A mass shooting couldn't halt Good Morning America's continuing disintegration from a news program to a tabloid-focused entertainment show. On Tuesday, the show devoted more time to Britney Spears's new Las Vegas show and Dancing With the Stars than to the slaughter of 12 people in Washington D.C. The journalists at GMA allowed nine minutes and 24 seconds to the massacre at the Navy Yard. However, an interview with Spears and a full report on dissecting Dancing With the Stars (another ABC program) amounted to 11 minutes and 54 seconds. 

At 7am, before even launching into a recounting of the attack near the nation's Capitol building, anchor George Stephanopoulos teased, "We do have a packed show this morning. There is Sam [Champion], right in the middle of the Nevada desert. Right there. We're going to get to him in a little bit for the Britney Spears live event." He then awkwardly shifted topics: "But right now, that major story in Washington, the massacre at the Navy Yard..." [MP3 audio here.]

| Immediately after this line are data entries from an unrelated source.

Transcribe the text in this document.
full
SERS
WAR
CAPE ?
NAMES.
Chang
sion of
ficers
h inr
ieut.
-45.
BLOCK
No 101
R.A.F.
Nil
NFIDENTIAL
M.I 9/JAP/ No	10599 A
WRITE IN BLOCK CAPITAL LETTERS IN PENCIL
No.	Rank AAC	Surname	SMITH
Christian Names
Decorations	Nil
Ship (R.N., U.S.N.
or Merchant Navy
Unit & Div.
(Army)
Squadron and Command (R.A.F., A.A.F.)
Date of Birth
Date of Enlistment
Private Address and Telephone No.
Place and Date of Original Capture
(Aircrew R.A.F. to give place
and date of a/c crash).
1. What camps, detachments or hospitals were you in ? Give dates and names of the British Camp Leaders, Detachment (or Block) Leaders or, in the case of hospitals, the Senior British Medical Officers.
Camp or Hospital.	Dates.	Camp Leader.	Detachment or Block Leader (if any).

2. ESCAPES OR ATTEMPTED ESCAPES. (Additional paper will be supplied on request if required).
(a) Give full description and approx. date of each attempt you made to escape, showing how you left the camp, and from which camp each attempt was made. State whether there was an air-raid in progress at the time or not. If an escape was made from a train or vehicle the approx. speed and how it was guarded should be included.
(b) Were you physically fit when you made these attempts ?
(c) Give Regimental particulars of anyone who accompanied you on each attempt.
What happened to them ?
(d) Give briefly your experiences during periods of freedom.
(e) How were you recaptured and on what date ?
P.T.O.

In the 7am hour, GMA focused on the shooting for the first eight minutes and 40 seconds before moving on. It wasn't until the 8am hour when news reader Josh Elliott returned to the grisly details, allowing a scant 44 seconds. Clearly, the focus of the day was Spears and Sam Champion's interview with the pop star.

ABC flew the weatherman to Las Vegas to interview Spears. Champion offered such penetrating questions as "If you had to look back and pick your favorite hit, which would be the one that you like the most?...How old were you when you had your first kiss?...Favorite dance move?"

In contrast, GMA devoted 45 minutes of air time (without commercial interruption) to Bill and Hillary Clinton in the wake of the 1999 Columbine massacre. On Tuesday, the show's hosts couldn't be bothered.

In July, ABC obsessed over the British royal baby for 62 minutes. In comparison, the network allowed just 24 minutes over two and a half months to the IRS scandal.